What Workers Think & Objectivity (was Re: Cops Etc)

kelley oudies at flash.net
Wed Feb 16 22:47:41 PST 2000


oh well i was basing my previous claims on offlist correspondence. i see that carrol, you don't understand either. i didn't refer to you at all. in fact, the last sentence i typed said something to the effect of wanting to know who was responsible for making you think that was worth bringing up. my responses to you were to address what i think the problem with such a position is: that you seek to deny to a certain group of workers the potentially radicalizing experience of unionization, hopefully built on something more progressive than what we have now, solely on their occupation. it does not square, as i said originally, with your continued claims that "we're all working class"

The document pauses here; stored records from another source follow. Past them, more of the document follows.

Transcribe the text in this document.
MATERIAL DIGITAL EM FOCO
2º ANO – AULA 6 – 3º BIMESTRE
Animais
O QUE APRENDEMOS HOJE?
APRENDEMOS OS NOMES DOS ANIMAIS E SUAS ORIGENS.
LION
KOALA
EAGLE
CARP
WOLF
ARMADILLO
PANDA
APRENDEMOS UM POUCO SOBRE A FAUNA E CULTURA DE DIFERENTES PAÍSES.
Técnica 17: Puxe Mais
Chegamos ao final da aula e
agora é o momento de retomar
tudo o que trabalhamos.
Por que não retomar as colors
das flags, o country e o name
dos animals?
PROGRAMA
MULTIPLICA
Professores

obviously not if you think that unionization should be denied a group of workers on the basis of their location in relation to the means of production, in this case in their role as armed agents of the state. now once you open up that theoretical loophole you open others because you're addressing the question of the relationship between the state and capital. once you posit, to some extent, what appears to me to be an assumption about the relative autonomy of the state, then you start opening up the possibility that there are other significant factors in accounting for class in terms of their relations to the means of production. you will recall that on marxism, someone used this very same argument, albeit about unproductive labor, in response to unionizing prostitutes. in that case, i was raising concerns about the theoretical soundness or at least what appeared to me to be a contradiction in your thinking as you've articulated it here before.

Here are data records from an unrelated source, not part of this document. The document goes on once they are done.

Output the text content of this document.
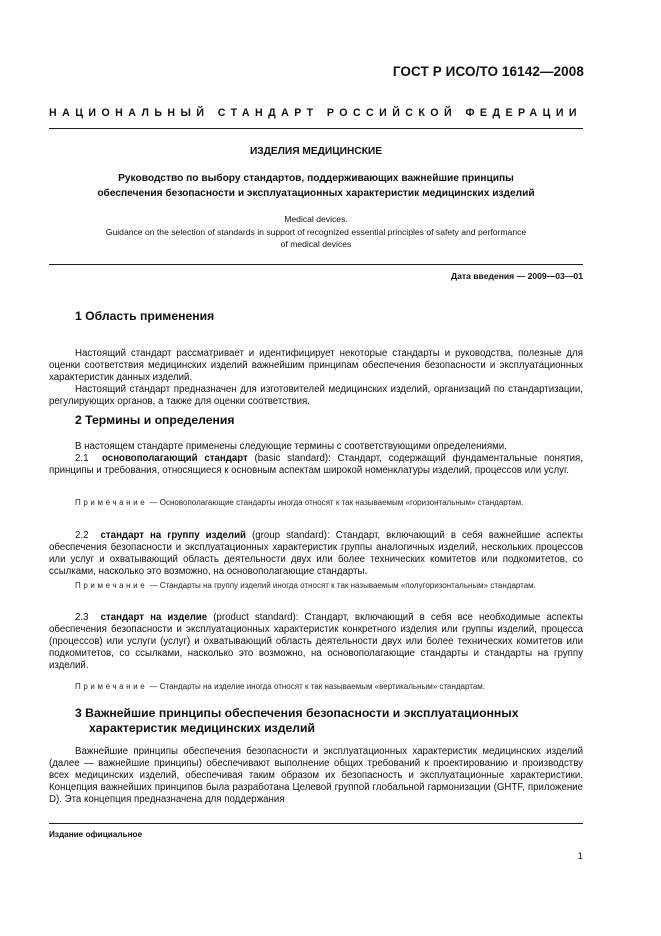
ГОСТ Р ИСО/ТО 16142—2008
НАЦИОНАЛЬНЫЙ СТАНДАРТ РОССИЙСКОЙ ФЕДЕРАЦИИ
ИЗДЕЛИЯ МЕДИЦИНСКИЕ
Руководство по выбору стандартов, поддерживающих важнейшие принципы
обеспечения безопасности и эксплуатационных характеристик медицинских изделий
Medical devices.
Guidance on the selection of standards in support of recognized essential principles of safety and performance
of medical devices
Дата введения — 2009—03—01
1 Область применения

Настоящий стандарт рассматривает и идентифицирует некоторые стандарты и руководства, полезные для оценки соответствия медицинских изделий важнейшим принципам обеспечения безопасности и эксплуатационных характеристик данных изделий.

Настоящий стандарт предназначен для изготовителей медицинских изделий, организаций по стандартизации, регулирующих органов, а также для оценки соответствия.

2 Термины и определения

В настоящем стандарте применены следующие термины с соответствующими определениями.

2.1 основополагающий стандарт (basic standard): Стандарт, содержащий фундаментальные понятия, принципы и требования, относящиеся к основным аспектам широкой номенклатуры изделий, процессов или услуг.

Примечание — Основополагающие стандарты иногда относят к так называемым «горизонтальным» стандартам.

2.2 стандарт на группу изделий (group standard): Стандарт, включающий в себя важнейшие аспекты обеспечения безопасности и эксплуатационных характеристик группы аналогичных изделий, нескольких процессов или услуг и охватывающий область деятельности двух или более технических комитетов или подкомитетов, со ссылками, насколько это возможно, на основополагающие стандарты.

Примечание — Стандарты на группу изделий иногда относят к так называемым «полугоризонтальным» стандартам.

2.3 стандарт на изделие (product standard): Стандарт, включающий в себя все необходимые аспекты обеспечения безопасности и эксплуатационных характеристик конкретного изделия или группы изделий, процесса (процессов) или услуги (услуг) и охватывающий область деятельности двух или более технических комитетов или подкомитетов, со ссылками, насколько это возможно, на основополагающие стандарты и стандарты на группу изделий.

Примечание — Стандарты на изделие иногда относят к так называемым «вертикальным» стандартам.

3 Важнейшие принципы обеспечения безопасности и эксплуатационных
характеристик медицинских изделий

Важнейшие принципы обеспечения безопасности и эксплуатационных характеристик медицинских изделий (далее — важнейшие принципы) обеспечивают выполнение общих требований к проектированию и производству всех медицинских изделий, обеспечивая таким образом их безопасность и эксплуатационные характеристики. Концепция важнейших принципов была разработана Целевой группой глобальной гармонизации (GHTF, приложение D). Эта концепция предназначена для поддержания

Издание официальное
1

finally, as for responsibility i wasn't suggesting you didn't understand this. i was, however, suggesting that i think it's wrong to only ever speak about these issues in such abstract terms, i was asking that whoever planted this idea in your head might consider what it sounds like to someone to be told, as yoshie put, that they are inherently opposed to the "working class" by virtue of being cops. who knows why anyone chooses to go into the occupations they do, we do know, however, that people often go into these professions because they don't have a lot of choices, especially people who are security guards! most of the people who go into this line of work come from homes where their parents were typically manual and low level service workers. so flat statments presented this way, with no theoretical elaboration don't sit well with me and they sure as heck wont' sit well with someone who doesn't understnad what it means to talk about "class" in an abstract fashion such as you did. that was my point. sorry you took it differently, but i was trying to elaborate this becasue i think that people from such backgrounds are potentially more radical and capable of being radicalized than you want to acknowledge and i don't think that just because they go into this line of work they are beyond all hope, esp if there were good and decent unions [[and yoshie, why you think unions are about raising pay is beyond me!] i pesonally don't give a rat's ass about cops or unionizing them. but i have friends who are cops, sec guards, in the military etc and i think the query you presented to the list, had they read them with their neophyte left sympathetic eyes would have been outraged by the presumptions hidden therein

moreover, as i was perhaps too subtly suggesting, a disproportionate number of the people that go into these occupations are people of color. almost 1/4 of police are latino/black! 1/3 of guards are latino/black. and those stats are based on data nearly a decade old! almost 8% of the latino/black population are employed in those jobs and most likely at the very lowest rungs of such employment. and it seemed odd to me that you'd find yourself opposed to unionizing the very folks you frequently say we cannot ignore!

obviously we have limited resources and must put them to wise use, so i'm not going to spend my days campaigning for unions for sec guards nor am i going to try to radicalize our thinking aobut how to organize them. it was an abstract discussion, "what would you do if".

last word: i have far better things to do with my time. so i put this one on ice.